Machwürth: Ja, in vielerlei Hinsicht. Da die Führungskräfte bzw. allgemein Leistungsträger in den Unternehmen heute ein viel ausgeprägteres Gesundheitsbewusstsein als früher haben, müssen wir heute zum Beispiel in unseren Gesundheitstrainings und -coachings weniger Überzeugungsarbeit als früher leisten.

Die Wirtschaft: Also Widerstände gegen eine Verhaltensänderung überwinden?

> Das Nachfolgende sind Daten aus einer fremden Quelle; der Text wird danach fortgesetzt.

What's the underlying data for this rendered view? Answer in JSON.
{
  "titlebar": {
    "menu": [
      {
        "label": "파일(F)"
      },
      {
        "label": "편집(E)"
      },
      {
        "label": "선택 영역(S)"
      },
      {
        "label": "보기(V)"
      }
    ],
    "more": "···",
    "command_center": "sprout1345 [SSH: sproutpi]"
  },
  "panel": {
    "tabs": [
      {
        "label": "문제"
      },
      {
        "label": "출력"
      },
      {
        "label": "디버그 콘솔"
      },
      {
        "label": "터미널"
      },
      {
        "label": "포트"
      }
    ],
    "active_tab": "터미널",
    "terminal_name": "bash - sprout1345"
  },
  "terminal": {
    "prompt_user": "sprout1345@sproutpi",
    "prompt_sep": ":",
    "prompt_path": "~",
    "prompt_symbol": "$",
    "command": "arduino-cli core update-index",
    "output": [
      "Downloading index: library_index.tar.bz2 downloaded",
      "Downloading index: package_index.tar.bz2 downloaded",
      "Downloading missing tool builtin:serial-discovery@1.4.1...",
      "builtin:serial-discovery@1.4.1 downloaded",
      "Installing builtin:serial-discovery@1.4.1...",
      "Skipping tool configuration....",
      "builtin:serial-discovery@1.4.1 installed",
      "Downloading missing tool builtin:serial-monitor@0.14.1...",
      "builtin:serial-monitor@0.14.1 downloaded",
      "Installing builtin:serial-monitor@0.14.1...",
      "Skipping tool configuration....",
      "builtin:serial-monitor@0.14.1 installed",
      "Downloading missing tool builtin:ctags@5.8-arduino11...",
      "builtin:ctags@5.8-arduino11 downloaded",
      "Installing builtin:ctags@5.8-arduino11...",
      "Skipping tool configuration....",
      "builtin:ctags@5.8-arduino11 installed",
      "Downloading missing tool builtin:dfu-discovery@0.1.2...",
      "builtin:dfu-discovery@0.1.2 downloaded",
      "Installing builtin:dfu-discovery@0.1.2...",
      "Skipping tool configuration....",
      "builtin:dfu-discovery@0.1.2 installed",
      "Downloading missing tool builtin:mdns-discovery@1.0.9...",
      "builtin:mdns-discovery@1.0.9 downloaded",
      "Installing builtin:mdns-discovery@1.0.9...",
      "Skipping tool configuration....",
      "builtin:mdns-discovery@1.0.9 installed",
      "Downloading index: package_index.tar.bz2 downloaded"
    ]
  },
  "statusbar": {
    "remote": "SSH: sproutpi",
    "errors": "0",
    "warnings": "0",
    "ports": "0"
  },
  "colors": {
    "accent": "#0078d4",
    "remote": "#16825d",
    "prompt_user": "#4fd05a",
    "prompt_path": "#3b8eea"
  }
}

Machwürth: Ja. Deshalb haben sich die Inhalte in den letzten Jahren immer stärker in Richtung einer Information darüber verschoben „Wie erreiche ich als Führungskraft mein Ziel, dass ich auch mittel- und langfristig gesund und leistungsfähig bin?“ und „Wie stelle ich zum Beispiel sicher, dass mein regelmäßiges Sporttreiben usw. ein integraler Bestandteil meines Alltagslebens ist und bleibt?“. Zudem spielen in ihnen die Themen Stressmanagement und Regeneration eine größere Rolle, da der adäquate Umgang mit ihnen zentrale Herausforderungen sind, vor denen nicht nur die Leistungsträger in den Unternehmen, sondern in unserer Gesellschaft stehen.

Die Resilienz der Mitarbeitenden erhöhen und die Attraktivität als Arbeitgeber steigern

Die Wirtschaft: Und daran wird sich in absehbarer Zeit vermutlich wenig ändern?

Machwürth: Davon gehe ich aus! Deshalb spielt auch das Thema Resilienz, also Auf- und Ausbau der erforderlichen Widerstandskraft, in unseren Seminaren, Trainings und Coachings eine immer bedeutendere Rolle, denn letztlich zielen diese darauf ab, dass die Teilnehmer an ihnen nicht nur ihre Gesundheit, sondern auch den Spaß an ihrem Leben und ihrer Arbeit bewahren. Denn dies ist eine Voraussetzung dafür, dass sie auf Dauer leistungsfähig und -bereit sind.

Die Wirtschaft: Wirkt sich auch der aktuelle Fach- und Führungskräftemangel positiv auf die Nachfrage nach BGM-Maßnahmen aus?

Machwürth: Selbstverständlich. Denn wenn die Unternehmen registrieren, dass ihre Mitarbeitenden und die Stellensuchenden den Themen Gesundheit und Work-Life-Balance eine größere Bedeutung beimessen, sind sie selbstverständlich auch bemüht, ihre diesbezüglichen Förder- und Unterstützungsmaßnahmen auszubauen, um attraktive Arbeitgeber zu sein und zu bleiben und im „war for talents“ sozusagen die Nase vorn zu haben.  Zudem sind sie bestrebt, die Mitarbeiterfluktuation zu senken und längere krankheitsbedingte Fehlzeiten ihrer Mitarbeitenden zu vermeiden. Auch hierzu leisten die BGM-Maßnahmen einen wertvollen Beitrag.

Die Wirtschaft: Vielen Dank, Herr Machwürth, für das Gespräch.

Zur Person

Hans-Peter Machwürth ist Geschäftsführer des international agierenden Trainings- und Beratungsunternehmens Machwürth Team International (MTI Consultancy), Visselhövede. (Internet: www.mticonsultancy.com), das Unternehmen unter anderem im Bereich Betriebliches Gesundheitsmanagement (BGM) unterstützt.